Nonperturbative Anomalous Thresholds
Miguel Correia
TL;DR
This work addresses anomalous thresholds—nonperturbative branch points that appear below normal thresholds in heavy-particle scattering—by deriving a nonperturbative framework grounded in extended unitarity and mass analyticity. In $d=2$, it yields explicit results: a simple pole at $s=a$ with a residue tied to the nonperturbative $m\,m\rightarrow m\,m$ amplitude, and a three-step construction that recovers the triangle diagram and passes a stringent check against the $E_8$ integrable model. The analysis is generalized to $d>2$, where the anomalous threshold manifests as a left-hand cut whose discontinuity matches Mandelstam's results (e.g., in $d=4$, $J=0$), and a nonperturbative double-pole formula for $M M \to M M$ is obtained in two dimensions.
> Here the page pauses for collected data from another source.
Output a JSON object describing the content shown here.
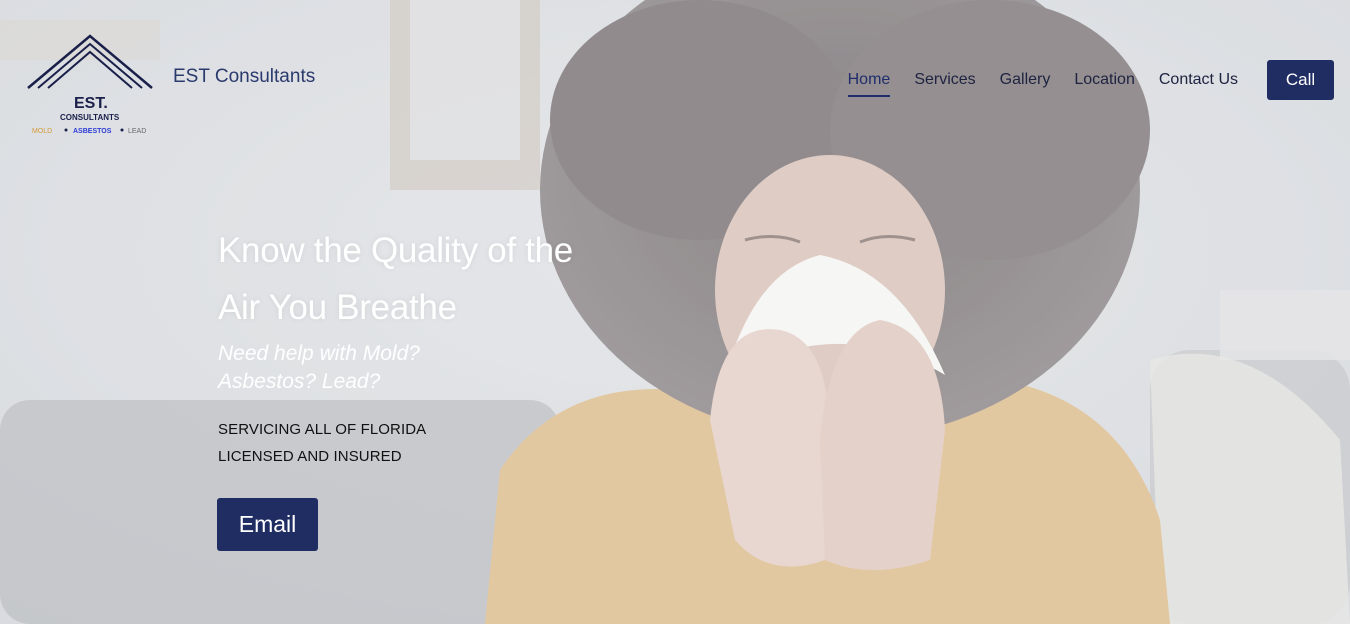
{
  "brand": {
    "name": "EST Consultants",
    "logo_text": "EST.",
    "logo_subtext": "CONSULTANTS",
    "logo_tagline": [
      "MOLD",
      "ASBESTOS",
      "LEAD"
    ]
  },
  "nav": {
    "items": [
      {
        "label": "Home",
        "active": true
      },
      {
        "label": "Services",
        "active": false
      },
      {
        "label": "Gallery",
        "active": false
      },
      {
        "label": "Location",
        "active": false
      },
      {
        "label": "Contact Us",
        "active": false
      }
    ],
    "call_label": "Call"
  },
  "hero": {
    "headline": "Know the Quality of the Air You Breathe",
    "subhead": "Need help with Mold? Asbestos? Lead?",
    "info_lines": [
      "SERVICING ALL OF FLORIDA",
      "LICENSED AND INSURED"
    ],
    "email_label": "Email"
  },
  "colors": {
    "brand_navy": "#1f2d63",
    "nav_text": "#1d2340",
    "tagline_mold": "#d49a3a",
    "tagline_asbestos": "#2b3bd6",
    "tagline_lead": "#666666"
  }
}
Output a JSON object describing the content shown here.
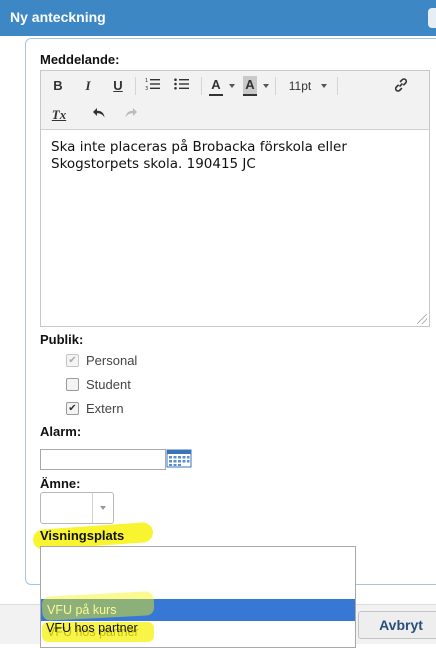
{
  "window": {
    "title": "Ny anteckning"
  },
  "message": {
    "label": "Meddelande:",
    "toolbar": {
      "bold": "B",
      "italic": "I",
      "underline": "U",
      "ordered_list_icon": "ordered-list-icon",
      "bullet_list_icon": "bullet-list-icon",
      "text_color": "A",
      "bg_color": "A",
      "font_size": "11pt",
      "link_icon": "link-icon",
      "clear_format": "Tx",
      "undo_icon": "undo-icon",
      "redo_icon": "redo-icon"
    },
    "text": "Ska inte placeras på Brobacka förskola eller Skogstorpets skola. 190415 JC"
  },
  "public": {
    "label": "Publik:",
    "options": [
      {
        "label": "Personal",
        "checked": true,
        "disabled": true
      },
      {
        "label": "Student",
        "checked": false,
        "disabled": false
      },
      {
        "label": "Extern",
        "checked": true,
        "disabled": false
      }
    ]
  },
  "alarm": {
    "label": "Alarm:",
    "value": "",
    "calendar_icon": "calendar-icon"
  },
  "subject": {
    "label": "Ämne:",
    "value": ""
  },
  "display_place": {
    "label": "Visningsplats",
    "options": [
      {
        "label": "VFU på kurs",
        "selected": true
      },
      {
        "label": "VFU hos partner",
        "selected": false
      }
    ]
  },
  "buttons": {
    "cancel": "Avbryt"
  },
  "colors": {
    "title_bar": "#3d87c5",
    "highlight": "#f7f20b",
    "selection": "#3778d4"
  }
}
A nonperturbative test with the $E_8$ model reveals that overlapping singularities (such as a box diagram) are essential to reproduce the full double-pole structure. Overall, the paper provides a principled, nonperturbative derivation of Coleman-Thun-type poles and connects S-matrix bootstrap concepts with exact integrable-model data.
Abstract
Feynman diagrams (notably the triangle diagram) involving heavy enough particles contain branch cuts on the physical sheet - anomalous thresholds - which, unlike normal thresholds and bound-state poles, do not correspond to any asymptotic $n$-particle state. ``Who ordered that?" We show that anomalous thresholds arise as a consequence of established S-matrix principles and two reasonable assumptions: unitarity below the physical region and analyticity in the mass. We find explicit nonperturbative formulas for the anomalous threshold singularity and test them against the Coleman-Thun poles of the exactly solvable $E_8$ integrable model.